Desahan di mulut Citra terdengar. Mulai deh lupanya. Telunjuknya menunjuk seseorang yang ada di belakangnya seraya memiringkan tubuh agar Alin dapat melihat orang yang dirinya tunjuk. "Tuh."

Tatapan Alin beralih ke cowok yang berdiri bersandar di tembok. Valdi tak terlalu terkejut dengan pertanyaan Alin tadi, karna sebelum dia sadar, sejoli itu sudah menjelaskannya. Langkah Valdi terayun mendekati brankar Alin. "Apa yang ngebuat lo pingsan tadi?"

Bola mata Alin tertuju ke tirai biru di depannya. Menghindari mata belo itu. Hembusan nafas pelan beriring dengan pejaman sekilas, baru menunjukkan suaranya. "Cuma banyak pikiran aja."

"Kalo emang belum sembuh, jangan banyak pikiran. Seandainya gue nggak ada tadi, lo mau gelimpangan di koridor?"

Raut datar disertai tolehan dan tatapan tajam tertampakkan di hadapan Valdi.

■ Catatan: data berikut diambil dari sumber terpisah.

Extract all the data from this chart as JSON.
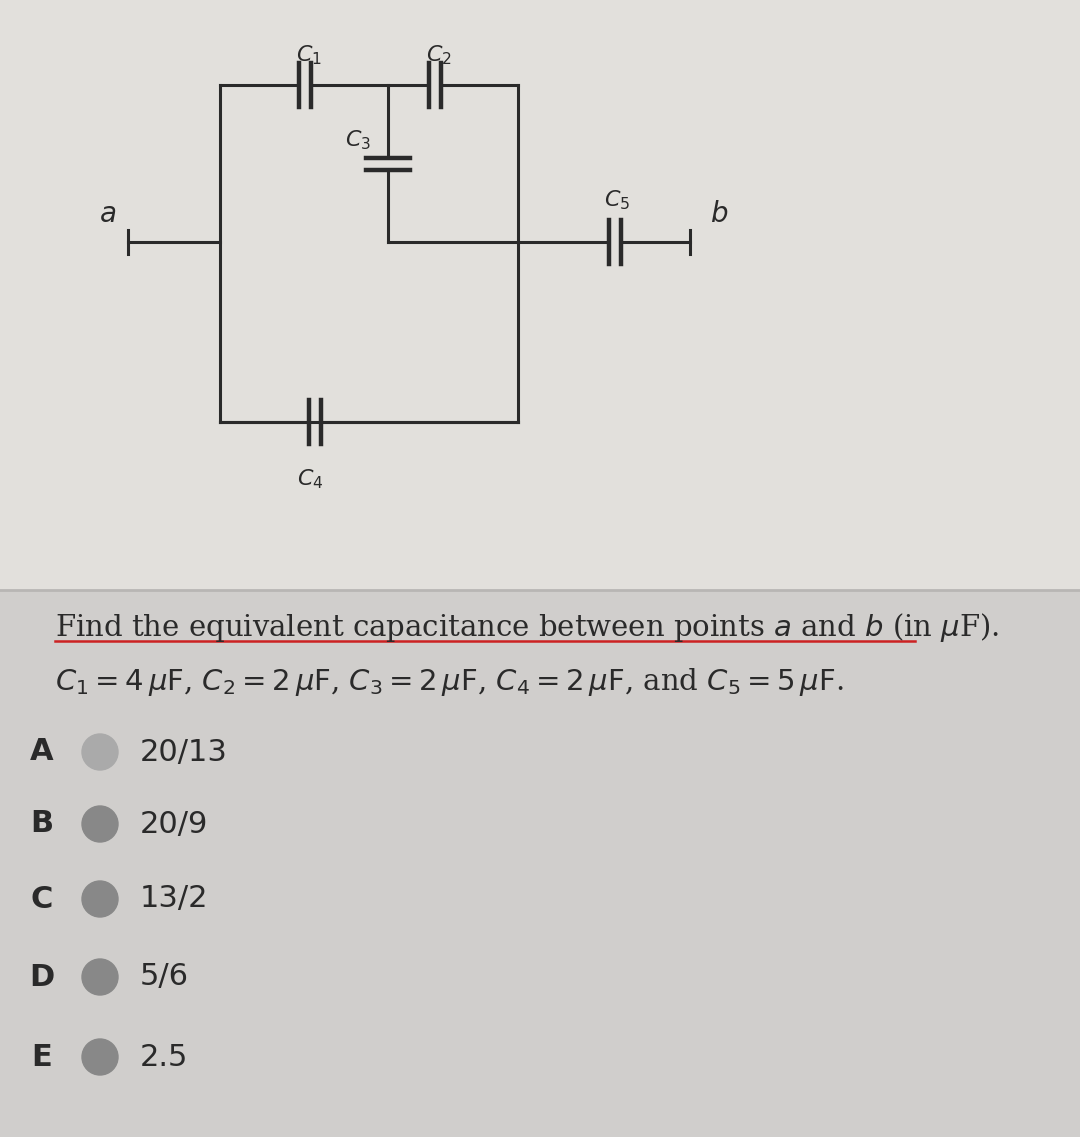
{
  "bg_top": "#e2e0dc",
  "bg_bottom": "#d0cecc",
  "divider_color": "#b8b6b4",
  "text_color": "#1a1a1a",
  "circuit_color": "#2a2a2a",
  "red_underline": "#cc2222",
  "circle_colors": [
    "#aaaaaa",
    "#888888",
    "#888888",
    "#888888",
    "#888888"
  ],
  "choices": [
    "A",
    "B",
    "C",
    "D",
    "E"
  ],
  "answers": [
    "20/13",
    "20/9",
    "13/2",
    "5/6",
    "2.5"
  ],
  "lw": 2.2
}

Gadis itu sepertinya geram dengan tiga kata terakhir di ucapan cowok itu. "Makasih."

Lalu satu persatu kakinya ia turunkan, memasang kedua sepatunya. Kemudian menarik tangan Citra keluar UKS tanpa sepatah kata lagi setelah ucapan terima kasih tadi. Rilo mengikuti kedua perempuan itu. Sementara Valdi geleng kepala dengan senyuman tipis. Dirinya tak masalah bila adik kelas itu melupakan dirinya. Karna ia tahu diri. Bila ada seseorang yang lebih pantas mendapatkan cewek manis itu dibanding dirinya. Kemungkinan nanti juga ada seseorang yang mampu lebih menarik hatinya.

➷➷➷

     Cahaya putih. Di sekitar buram. Kedua kaki tanpa alas melangkah berirama dengan ayunan tangan. Tanah lembab sehabis hujan dengan dedaunan busuk terinjak begitu saja. Menimbulkan suara retak yang membuktikan bila daun itu telah terbelah-belah menunjukkan kerangkanya. Pohon menjulang tinggi tanpa batas. Semakin melangkah semakin gelap. Deraian angin pelan menyatukan daun-daun serta ranting hingga mereka bergeming. Bergesekan. 

Burung di atas sangkar menari-nari. Tengahnya terdapat dua telur yang tenang di dalamnya. Burung berbulu biru itu bergerak mengelilingi pinggiran sangkar seraya bersiul. Mengajak kedua telur itu berbincang ala bahasanya. Sayapnya mengepak lebar. Memamerkan bulu-bulu panjang, halus nan indahnya. Kaki itu tetap melangkah tanpa tujuan. Mengikuti petak jalan panjang di hadapannya. Lalu terhenti. Begitu pun bayangan panjangnya yang tersinar rembulan sempurna di atas.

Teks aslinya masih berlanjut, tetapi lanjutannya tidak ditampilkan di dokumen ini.